Dalam prinsip gotong royong, iuran yang dikumpul merupakan dana bersama. Tidak ada lagi pemilahan dana milik peserta mandiri, milik PBI, atau pekerja. Di samping tidak mencerminkan prinsip gotong royong, rencana subsidi seperti ini juga tidak tepat karena tidak akan menambah pendapatan BPJS Kesehatan sebagai penyelenggara JKN.
Pendanaan alternatif
Demi menjaga muruah JKN, cara yang bijak untuk mengatasi defisit ialah mencari sumber dana alternatif di luar iuran. Kendati menggunakan mekanisme asuransi dalam perspektif jaminan sosial, iuran JKN bukan satu-satunya sumber dana. Iuran JKN tidak ditentukan berdasarkan tingkat risiko penyakit, tetapi berdasarkan kemampuan masyarakat karena JKN dirancang untuk menjangkau seluruh rakyat.
Artinya, selisih negatif (defisit) antara akumulasi iuran dan klaim merupakan sesuatu yang wajar. Karena itu, dalam Pasal 48 UU No 40/2004 disebutkan bahwa pemerintah dapat melakukan tindakan-tindakan khusus guna menjamin terpeliharanya tingkat kesehatan keuangan BPJS. Pasal ini merupakan dasar hukum bagi pemerintah untuk mencari pendanaan alternatif. Kondisi defisit yang terus terjadi ini semestinya sudah menjadi pelajaran bagi pemerintah untuk mencari pendanaan alternatif di luar iuran.
Pemerintah sudah melakukan hal ini melalui Perpres No 82/2018 tentang Jaminan Kesehatan. Perpres ini mengatur penggunaan 75% dari 50% realisasi penerimaan pajak rokok bagian hak setiap daerah untuk menutup defisit. Namun, ternyata tidak cukup sehingga perlu ada alternatif lain.

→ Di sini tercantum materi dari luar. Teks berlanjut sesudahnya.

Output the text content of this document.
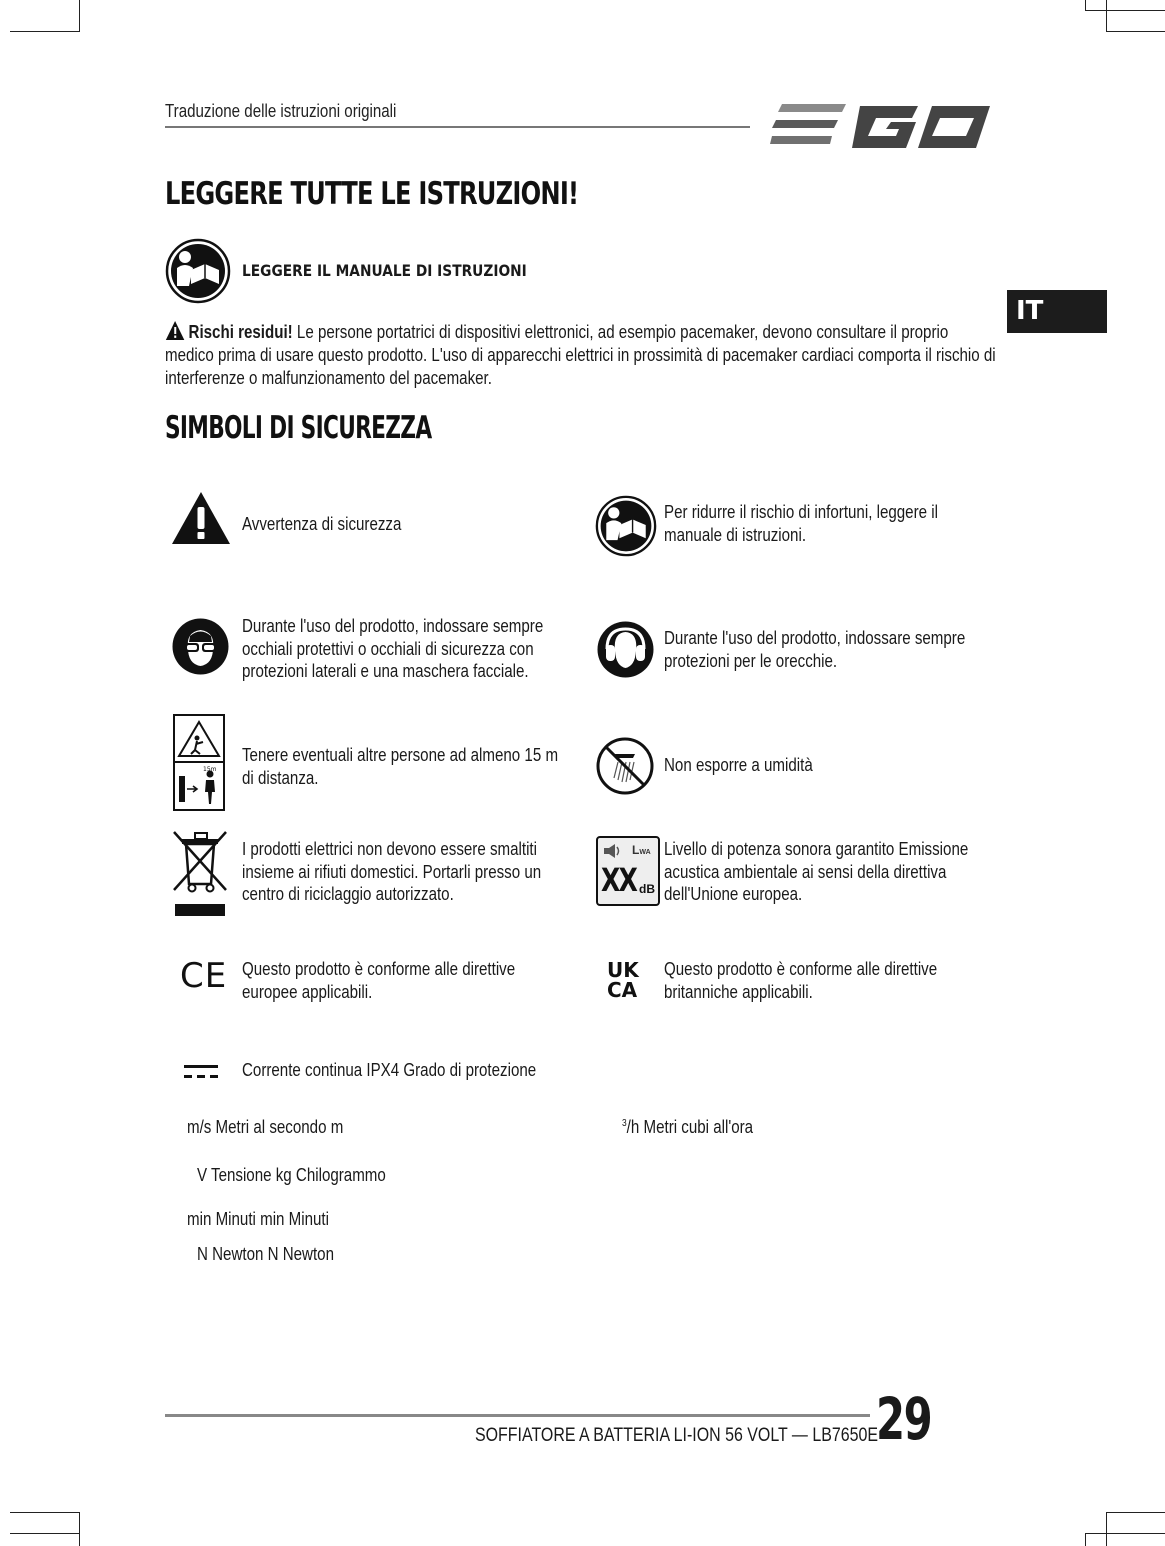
Traduzione delle istruzioni originali
IT
LEGGERE TUTTE LE ISTRUZIONI!
LEGGERE IL MANUALE DI ISTRUZIONI
Rischi residui! Le persone portatrici di dispositivi elettronici, ad esempio pacemaker, devono consultare il proprio medico prima di usare questo prodotto. L'uso di apparecchi elettrici in prossimità di pacemaker cardiaci comporta il rischio di interferenze o malfunzionamento del pacemaker.
SIMBOLI DI SICUREZZA
Avvertenza di sicurezza
Per ridurre il rischio di infortuni, leggere il manuale di istruzioni.
Durante l'uso del prodotto, indossare sempre occhiali protettivi o occhiali di sicurezza con protezioni laterali e una maschera facciale.
Durante l'uso del prodotto, indossare sempre protezioni per le orecchie.
15m
Tenere eventuali altre persone ad almeno 15 m di distanza.
Non esporre a umidità
I prodotti elettrici non devono essere smaltiti insieme ai rifiuti domestici. Portarli presso un centro di riciclaggio autorizzato.
LWA
XX dB
Livello di potenza sonora garantito Emissione acustica ambientale ai sensi della direttiva dell'Unione europea.
CE Questo prodotto è conforme alle direttive europee applicabili.
UK
CA
Questo prodotto è conforme alle direttive britanniche applicabili.
Corrente continua IPX4 Grado di protezione
m/s Metri al secondo m	$^3$/h Metri cubi all'ora
V Tensione kg Chilogrammo
min Minuti min Minuti
N Newton N Newton
SOFFIATORE A BATTERIA LI-ION 56 VOLT — LB7650E
29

Pendanaan alternatif bisa jangka pendek dan jangka panjang. Dalam jangka pendek, ada beberapa alternatif yang bisa dilakukan. Misalnya, melalui efisiensi APBN dengan memotong anggaran pada pos yang dinilai tidak efektif, termasuk di dalamnya merelokasi dana program bantuan sosial dan subsidi yang tidak efektif. Cara lainnya ialah memanfaatkan sebagian dana kenaikan cukai rokok.
Dalam jangka panjang, perlu alternatif yang sifatnya sustainable melalui pengenaan pajak jaminan sosial (social security tax) khusus untuk kesehatan. Pajak ini dikenakan pada produk-produk yang berisiko menimbulkan penyakit. Dalam hal ini perlu ada kajian untuk menentukan produk mana saja yang menjadi targetnya.
Penyelesaian defisit JKN perlu juga dikaitkan dengan program pengembangan SDM yang menjadi salah satu fokus Presiden Jokowi. Membangun manusia yang sehat juga merupakan bagian dari membangun manusia yang unggul.